Pharmacotherapeutic review and update of idiopathic nephrotic syndrome in children
- PMID: 20229027
- DOI: 10.1007/s11096-010-9380-2
Pharmacotherapeutic review and update of idiopathic nephrotic syndrome in children
Abstract
Aim of the review: The therapeutic management of pediatric idiopathic nephrotic syndrome is still a challenge due to the large number of potentially effective pharmacological alternatives and the insufficient scientific evidence available. A bibliographic review was performed in order to identify the available pharmacological alternatives, as well as their place in therapy, and to analyze whether the treatment algorithm developed by the pediatric nephrology department of our hospital is consistent with the evidence published to date.
Method: A literature search was carried out on MEDLINE, through PubMed, using the medical subject heading (MeSH) nephrotic syndrome. The search was limited to review papers, meta-analyses, clinical practice guidelines, and randomized controlled trials performed on pediatric populations up to September 2009.
Results: The treatment algorithm established in our hospital is consistent with the evidence available. Prednisone constitutes the first line treatment with evidence level Ia. When corticosteroids do not achieve remission, there are other therapeutic options that are not clearly positioned yet and further studies that provide more information on their comparative efficacy and safety are needed. These alternative therapeutic options are cyclosporine, mycophenolate mofetil, levamisol, cyclophosphamide and methylprednisolone, as independent strategies or as part of "Mendoza Protocol", tacrolimus and rituximab. Their sequence of introduction in the therapeutic scheme of NS is classified as evidence level IV and grade D recommendation.
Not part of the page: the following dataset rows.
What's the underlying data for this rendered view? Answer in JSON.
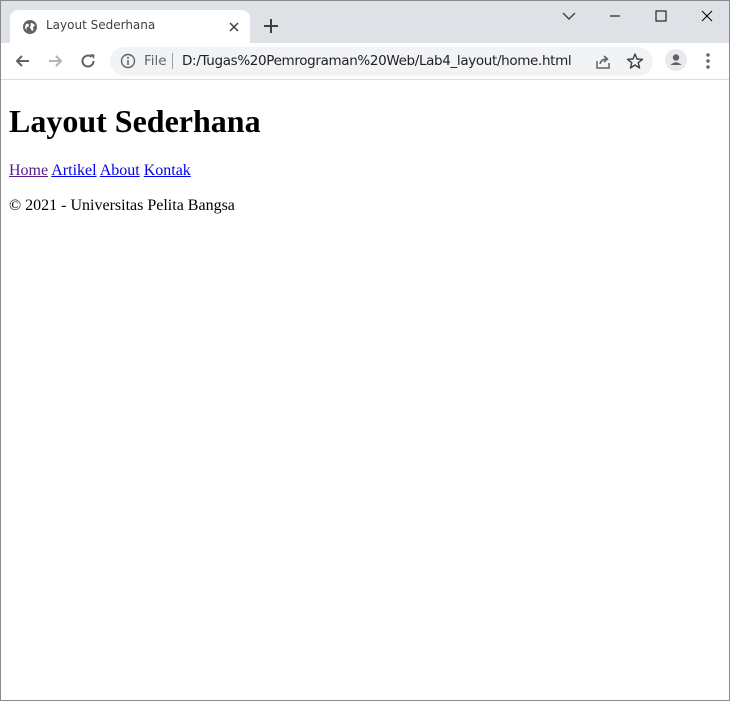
{
  "browser": {
    "tab": {
      "title": "Layout Sederhana",
      "favicon": "globe-icon"
    },
    "omnibox": {
      "scheme": "File",
      "url": "D:/Tugas%20Pemrograman%20Web/Lab4_layout/home.html"
    },
    "icons": [
      "back-arrow-icon",
      "forward-arrow-icon",
      "reload-icon",
      "info-icon",
      "share-icon",
      "star-icon",
      "profile-icon",
      "kebab-menu-icon",
      "tab-search-icon",
      "minimize-icon",
      "maximize-icon",
      "window-close-icon",
      "new-tab-icon",
      "tab-close-icon"
    ],
    "colors": {
      "tabstrip": "#dee1e6",
      "omnibox": "#f1f3f4",
      "link": "#0000ee",
      "visited_link": "#551a8b"
    }
  },
  "page": {
    "title": "Layout Sederhana",
    "nav": {
      "home": "Home",
      "artikel": "Artikel",
      "about": "About",
      "kontak": "Kontak"
    },
    "footer": "© 2021 - Universitas Pelita Bangsa"
  }
}
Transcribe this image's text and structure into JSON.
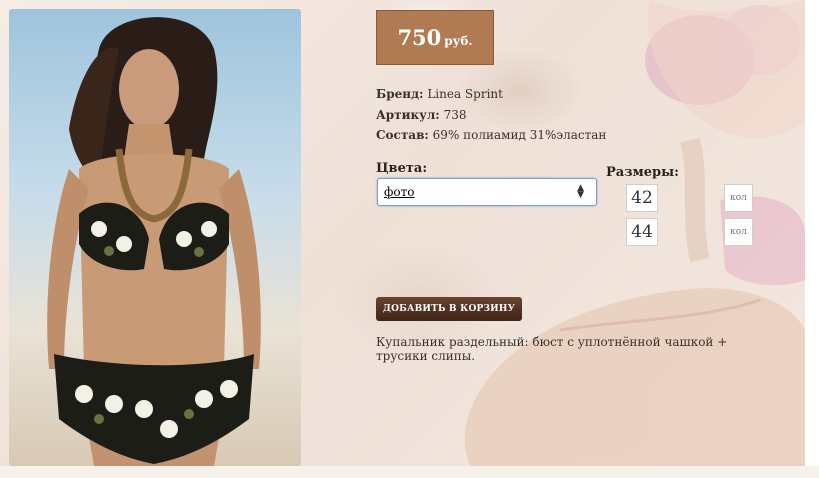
{
  "product": {
    "price_value": "750",
    "price_unit": "руб.",
    "brand_label": "Бренд:",
    "brand_value": "Linea Sprint",
    "article_label": "Артикул:",
    "article_value": "738",
    "composition_label": "Состав:",
    "composition_value": "69% полиамид 31%эластан",
    "colors_label": "Цвета:",
    "color_selected": "фото",
    "sizes_label": "Размеры:",
    "sizes": [
      "42",
      "44"
    ],
    "qty_placeholder": "кол",
    "add_to_cart_label": "ДОБАВИТЬ В КОРЗИНУ",
    "description": "Купальник раздельный: бюст с уплотнённой чашкой + трусики слипы."
  },
  "colors": {
    "price_bg": "#b07b52",
    "button_bg": "#4f2f1f",
    "page_bg": "#f1e6de"
  }
}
Conclusion: The wide range of options available for the pharmacotherapeutic management of NS and the lack of evidence about the comparative efficacy and safety of the different therapeutic strategies, make its positioning rather difficult. Therefore each hospital needs to draw up protocols based not only on the small amount of evidence available, but also on the authorized indications, availability of the drugs, clinical experience, associated costs, and patient preferences with regard to the duration of treatment, incidence and type of adverse effects. Development of new randomized controlled trials should be encouraged and setting up national plans for the treatment of this pathology might be a good approach for this problem.